The porcelain sink gurgles when the water splashes
and slips from the ends of my fingers
down the drain.

It has a drowsy drip
that echoes around this room
with its green wallpaper
and too bright pink roses peeling where they meet the ceiling.

There is a supple bend in the way you walk now,
as if someone has slipped in unnoticed
and upset the balance of your spine,
has stolen a single vertebrae
and left you unspooling out
vomiting the threads of all you were
across the yellowed tile of this bathroom floor.

The box they have brought to bury your son in
is too small and too white and
it shines so clean by the alter that I think you have not touched it.

I cannot walk down the aisle.
I cannot seem to leave this stall
and I stare at your white shoes with the little kitten heel
and the way your toes are pointed in at one another,
as if they were in conversation about the trip they must make –
down the aisle,
across the grass,
to the place where the green turf is rolled out
and the small mound of dirt is fermenting in the sun.
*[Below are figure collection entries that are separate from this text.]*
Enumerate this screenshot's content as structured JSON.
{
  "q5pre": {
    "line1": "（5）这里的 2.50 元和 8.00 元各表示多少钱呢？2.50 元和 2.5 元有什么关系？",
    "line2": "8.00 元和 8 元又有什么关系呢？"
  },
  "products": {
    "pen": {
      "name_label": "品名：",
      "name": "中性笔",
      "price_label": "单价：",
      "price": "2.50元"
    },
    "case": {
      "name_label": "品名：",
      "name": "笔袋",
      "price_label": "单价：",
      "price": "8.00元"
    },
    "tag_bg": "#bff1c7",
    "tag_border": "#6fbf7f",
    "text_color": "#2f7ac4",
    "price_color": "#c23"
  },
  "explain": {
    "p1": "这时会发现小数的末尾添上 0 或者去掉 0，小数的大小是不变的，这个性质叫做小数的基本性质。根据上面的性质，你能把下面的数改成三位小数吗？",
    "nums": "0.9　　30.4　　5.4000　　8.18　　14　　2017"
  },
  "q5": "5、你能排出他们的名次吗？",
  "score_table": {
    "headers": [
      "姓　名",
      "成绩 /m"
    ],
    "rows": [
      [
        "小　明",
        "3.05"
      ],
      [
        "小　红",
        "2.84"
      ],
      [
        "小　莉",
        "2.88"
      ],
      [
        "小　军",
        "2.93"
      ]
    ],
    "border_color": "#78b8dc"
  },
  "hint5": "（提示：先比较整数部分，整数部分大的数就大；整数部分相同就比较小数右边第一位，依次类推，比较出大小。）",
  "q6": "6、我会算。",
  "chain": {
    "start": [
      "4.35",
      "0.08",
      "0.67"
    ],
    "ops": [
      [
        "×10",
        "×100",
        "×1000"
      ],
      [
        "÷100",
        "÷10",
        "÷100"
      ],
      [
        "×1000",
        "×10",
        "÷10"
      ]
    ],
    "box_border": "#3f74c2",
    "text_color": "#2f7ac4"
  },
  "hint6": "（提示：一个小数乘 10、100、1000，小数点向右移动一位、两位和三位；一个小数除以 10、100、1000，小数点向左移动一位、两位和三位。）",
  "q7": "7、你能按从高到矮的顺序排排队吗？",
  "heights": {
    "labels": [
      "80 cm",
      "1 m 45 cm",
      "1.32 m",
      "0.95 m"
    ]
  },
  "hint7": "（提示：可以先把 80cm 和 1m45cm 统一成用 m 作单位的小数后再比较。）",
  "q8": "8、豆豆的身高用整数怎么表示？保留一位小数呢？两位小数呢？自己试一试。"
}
It is too bright today to bury a boy,
and so we will stay in this stall
and hide under the bright fluorescent lights.
We will stay here, where your shoes are all I can see
and where there is nothing more
than a drowsy drip in a porcelain sink
and roses peeling from the ceiling.

© Laura A. Lord, The Boy, 2016


The recent loss of that poor child in Florida has reminded me of a funeral I went to years ago. A different child, a different place, a whole different scenario of loss, but still…a loss.